Ever have one of those days when you grab the wrong item at the market?  I kinda did.  I went to reach for a smaller middle eastern yogurt, instead I got a middle eastern spread called labna AKA labanah, labne, labneh, or cheka.  It is a soft and tangy cows milk yogurt cheese, similar, yet different to a combo of buttermilk and cream cheese.  Rather delicious.  I used it to add some tang to my indian inspired carrot soup (onions, cumin, fresh curry leaves, cardamom pods, carrots, water (no stock), salt, black pepper, and that is it.  Oh I pureed it too)

I can recall eating labna in high school when I used to trade lunch bites with my muslim friends who brought in biryani.  If you don’t know what biryani it is a rice based dish, that either vegetables or some type of meat, and is very aromatic.  Many Indians, Iranians, and Pakistanis consume and make this dish.  What I learned is that labna is put into this hot rice dish because the fat content is high enough so it does not curdle.  Labna is used in both sweet and savory dishes.

Suggestions on what I should do with the rest of it

  • Combine with olive oil and fresh herbs like parsley or  dill to make a dip for vegetables and breads.
  • Make the traditional indian dessert kunafa
  • Maybe a spinach quiche with tahini and labna
  • A salad dressing (rocked it out with some olive oil, garlic, sparkling water, and black pepper)
  • Cheesecake

Here is how to make your own Labna (from the Nourished Kitchen)

Labna Ingredients

  • 1 Quart to ½ Gallon of Fresh Yogurt (see sources)
  • ½ Teaspoon Unrefined Salt per quart of yogurt
  • Extra Virgin Unrefined Olive Oil (see sources, optional ingredient)
  • Herbs (optional ingredient)

Labna Instructions

  1. Set your sieve above your bowl.
  2. Fold the cheesecloth into quarters and set it inside the sieve.
  3. Mix yogurt with unrefined sea salt.
  4. Pour the yogurt and salt mixture into the sieve lined with cheesecloth.
  5. The initial straining will happen quickly as the bulk of the liquid and some of the yogurt itself will strain through the cloth and sieve into the bowl.
  6. After the initial straining (5 – 10 minutes or so), gradually and carefully fold the ends of the cheesecloth in toward the center and twist them gently into a nice, tight package of yogurt that can easily hang from a hook.
  7. Tie the package together with a rubberband and hang it from a hook, placing your bowl beneath to catch any dripping whey.
  8. If you do not have a hook set up, you can tie off the package and leave it in your strainer provided you watch the level of the whey, ensuring it never reaches the strainer.

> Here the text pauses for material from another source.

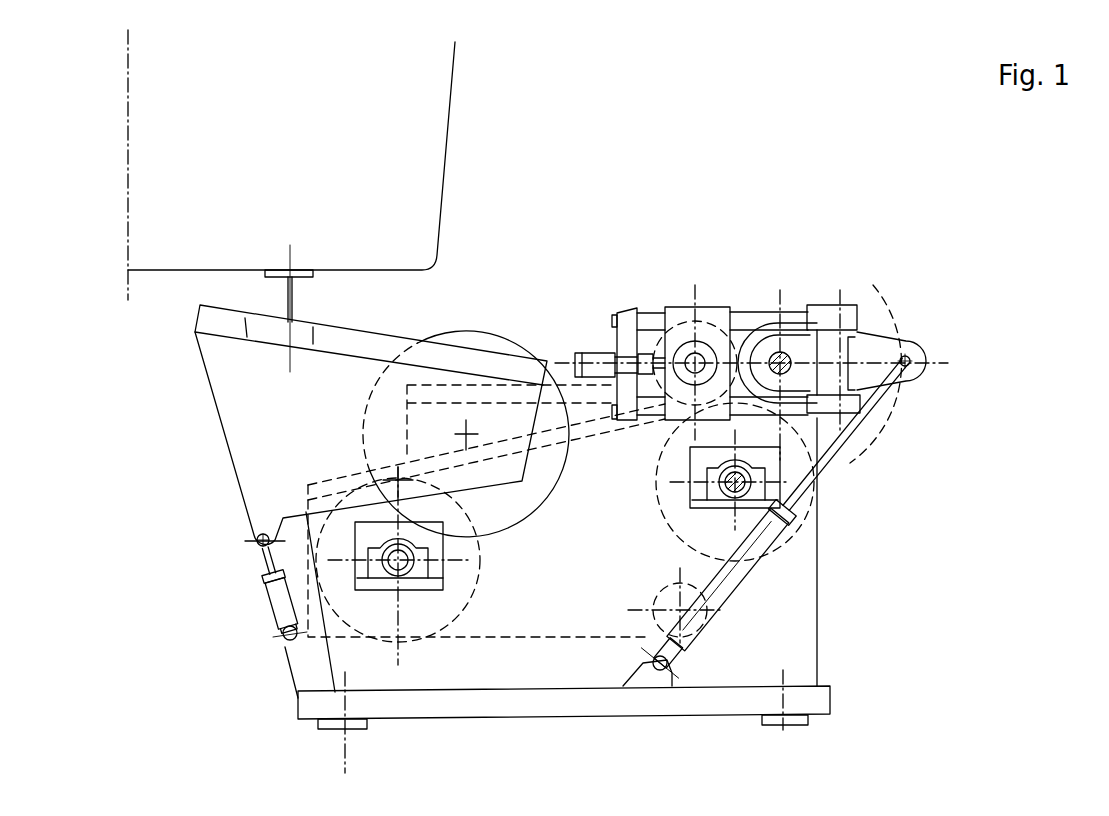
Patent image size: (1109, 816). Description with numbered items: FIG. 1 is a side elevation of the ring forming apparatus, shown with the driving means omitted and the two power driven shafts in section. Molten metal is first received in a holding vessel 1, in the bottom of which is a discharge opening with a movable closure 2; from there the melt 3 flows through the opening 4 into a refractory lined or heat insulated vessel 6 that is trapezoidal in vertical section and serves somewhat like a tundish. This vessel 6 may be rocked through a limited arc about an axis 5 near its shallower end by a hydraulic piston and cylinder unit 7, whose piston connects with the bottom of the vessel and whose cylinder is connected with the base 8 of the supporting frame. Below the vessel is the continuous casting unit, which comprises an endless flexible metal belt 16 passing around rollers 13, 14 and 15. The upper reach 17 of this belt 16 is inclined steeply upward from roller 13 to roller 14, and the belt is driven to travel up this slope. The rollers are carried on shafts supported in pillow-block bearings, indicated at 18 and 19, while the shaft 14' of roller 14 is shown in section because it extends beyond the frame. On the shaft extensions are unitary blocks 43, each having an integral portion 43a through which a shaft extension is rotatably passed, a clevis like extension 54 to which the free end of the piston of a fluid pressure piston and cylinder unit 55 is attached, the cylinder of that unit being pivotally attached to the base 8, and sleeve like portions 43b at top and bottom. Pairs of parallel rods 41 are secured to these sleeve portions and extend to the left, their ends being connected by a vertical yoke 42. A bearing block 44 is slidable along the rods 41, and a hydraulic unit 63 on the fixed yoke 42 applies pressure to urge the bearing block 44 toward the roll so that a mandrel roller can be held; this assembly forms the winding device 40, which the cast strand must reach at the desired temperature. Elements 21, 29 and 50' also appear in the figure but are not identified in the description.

Hanging from a hook speeds up the straining process.
  9. Hang your yogurt for at least 12 hours and preferably 18 – 24. The longer you hang the yogurt, the thicker your labneh will be.
  10. After your yogurt has hung for a sufficient period of time, remove it from the hook and gently take off the cheesecloth. You’ll find that the yogurt is smooth and thick like cream cheese.
  11. You can store the yogurt in small mason jars in the refrigerator or store them in olive oil with herbs.
  12. To store labneh with olive oil, roll the labneh into small walnut-sized balls and gently place them into a mason jar with fresh herbs. I like to use violetta basil, but you can use any herbs that suit your preference. Cover them with oil. I have read that labneh can be stored this way at room temperature, but I store labneh in the refrigerator.
  13. Store your whey for later use.

Remember: Preparing labneh at home leaves you with ample whey which is strained away from the semi-solid cheese. This whey is similarly rich in beneficial bacteria and as such is slightly acidic. Don’t throw it away, the thin faintly green-looking liquid is quite valuable. You can use it to soak grains to render them more digestible, in bread baking, as a starter for fermented foods and in smoothies for extra protein and probiotics. Whey should keep, refrigerated, for up to six months. We usually use ours within two weeks.